Starmer is dragging us back to the 1970s
Big government is back. Sir Keir Starmer told Labour’s annual conference in Liverpool that a decisive and interventionist state was what the country voted for in July and he proposed to deliver it, with more control over people’s lives.
This was undoubtedly a sweet moment for the party leader. As the first Labour prime minister for 14 years he savoured it and the delegates loved it.
There were some announcements, such as a new Bill requiring a duty of candour from public officials, a response to the Hillsborough disaster, which went down well in Liverpool. He disclosed that the new investment vehicle, GB Energy, would be based in Aberdeen, and that all military veterans who needed a home would be guaranteed one.
But if there was a thread running through the speech it was the expansion of government influence in all walks of life. Sir Keir said there were no easy answers to the country’s problems yet he seemed to believe that more government would solve them.
Labour governments are by their nature more interventionist, but Sir Keir’s feels more like a return to the party of Harold Wilson and James Callaghan than that of Tony Blair.
Certainly the party faithful hope so. Their biggest cheers were reserved for the promise to return the railways to public ownership and restore workplace rights to unions and workers. There was also a class warrior retro feel to a speech that referred constantly to “working people” though without defining who they are.
Do they include entrepreneurs setting up new businesses or company bosses employing hundreds of people, and if so what is in store for them in the Budget next month? Does it include retired people relying on pension savings or are they fair game for the Chancellor? We will know in a few weeks’ time.

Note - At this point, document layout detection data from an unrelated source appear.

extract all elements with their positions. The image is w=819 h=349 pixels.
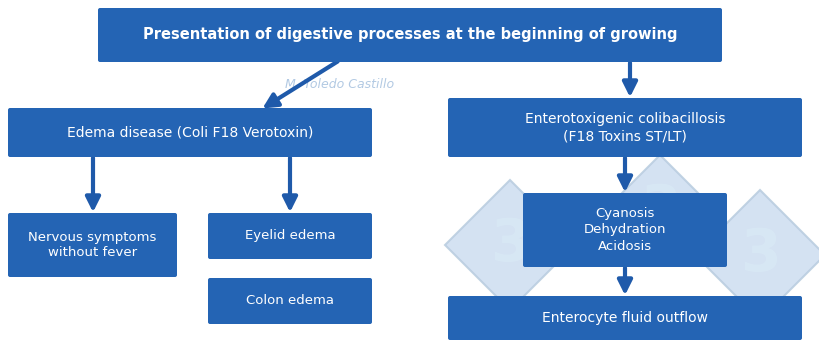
Text: M. Toledo Castillo: M. Toledo Castillo (285, 79, 394, 91)
Text: Enterotoxigenic colibacillosis
(F18 Toxins ST/LT): Enterotoxigenic colibacillosis (F18 Toxi… (524, 112, 724, 143)
Text: Nervous symptoms
without fever: Nervous symptoms without fever (29, 230, 156, 260)
Text: 3: 3 (489, 216, 530, 274)
Polygon shape (695, 190, 819, 320)
Text: Enterocyte fluid outflow: Enterocyte fluid outflow (541, 311, 707, 325)
FancyBboxPatch shape (208, 278, 372, 324)
FancyBboxPatch shape (98, 8, 721, 62)
Polygon shape (604, 155, 714, 265)
FancyBboxPatch shape (447, 296, 801, 340)
FancyBboxPatch shape (447, 98, 801, 157)
FancyBboxPatch shape (8, 213, 177, 277)
FancyBboxPatch shape (208, 213, 372, 259)
Text: 3: 3 (739, 227, 780, 283)
Text: Colon edema: Colon edema (246, 295, 333, 307)
Text: Eyelid edema: Eyelid edema (244, 230, 335, 243)
Text: Cyanosis
Dehydration
Acidosis: Cyanosis Dehydration Acidosis (583, 208, 665, 252)
FancyBboxPatch shape (523, 193, 726, 267)
Text: Presentation of digestive processes at the beginning of growing: Presentation of digestive processes at t… (143, 28, 676, 43)
Polygon shape (445, 180, 574, 310)
Text: 3: 3 (639, 181, 680, 238)
Text: Edema disease (Coli F18 Verotoxin): Edema disease (Coli F18 Verotoxin) (66, 126, 313, 140)
FancyBboxPatch shape (8, 108, 372, 157)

This was a more assured speech from the Prime Minister than might have been expected given the noises off stage in the run up to the conference. The controversy over gifts of clothes, spectacles and holidays to himself, Lady Starmer and other senior ministers has tarnished the party’s holier-than-thou image and it is unlikely ever to recapture the moral high ground. He was also candid about some of the challenges that people would face with short-term pain offset by long-term gain.
Sir Keir developed his theme throughout the speech, pointing to the perceived failures of the market to deliver improvements in people’s lives. He said Labour was “unashamed” to work with the private sector and acknowledged that “competition is a vital life force in our economy [and] we will work hand-in-hand with business.”
But he added: “Markets don’t give you control – that is almost literally their point. So if you want a country with more control. If you want the great forces that affect your community to be better managed – whether that’s migration, climate change, law and order, or security at work – then that does need more decisive government, and that is a Labour government. Taking back control is a Labour argument.”
Sir Keir evidently believes he has wide support for this, notwithstanding the fact his party only obtained 34 per cent of the vote at the election. “Working people do want more decisive government,” he said. “They do want us to rebuild our public services.”
But the irony here is that public services by their very nature are already under government control and it is here where the greatest failures have occurred. The NHS is a nationalised service that would benefit from far greater private sector involvement and a move to a social insurance-based system and yet this is not being considered as part of the reforms now being drawn up, as far as we know.
After all, it is in the public sector, not the private, where productivity has fallen and where most people work from home. No one would suggest that the supermarkets or Amazon or Google would benefit from being in state hands.
Small government does not mean no government, pace Ronald Reagan’s quip that “the nine most terrifying words in the English language are ‘I’m from the government and I’m here to help.’”
But it is not axiomatic, as Sir Keir maintains, that government interventionism always brings about better outcomes. Indeed history tells us the opposite is true.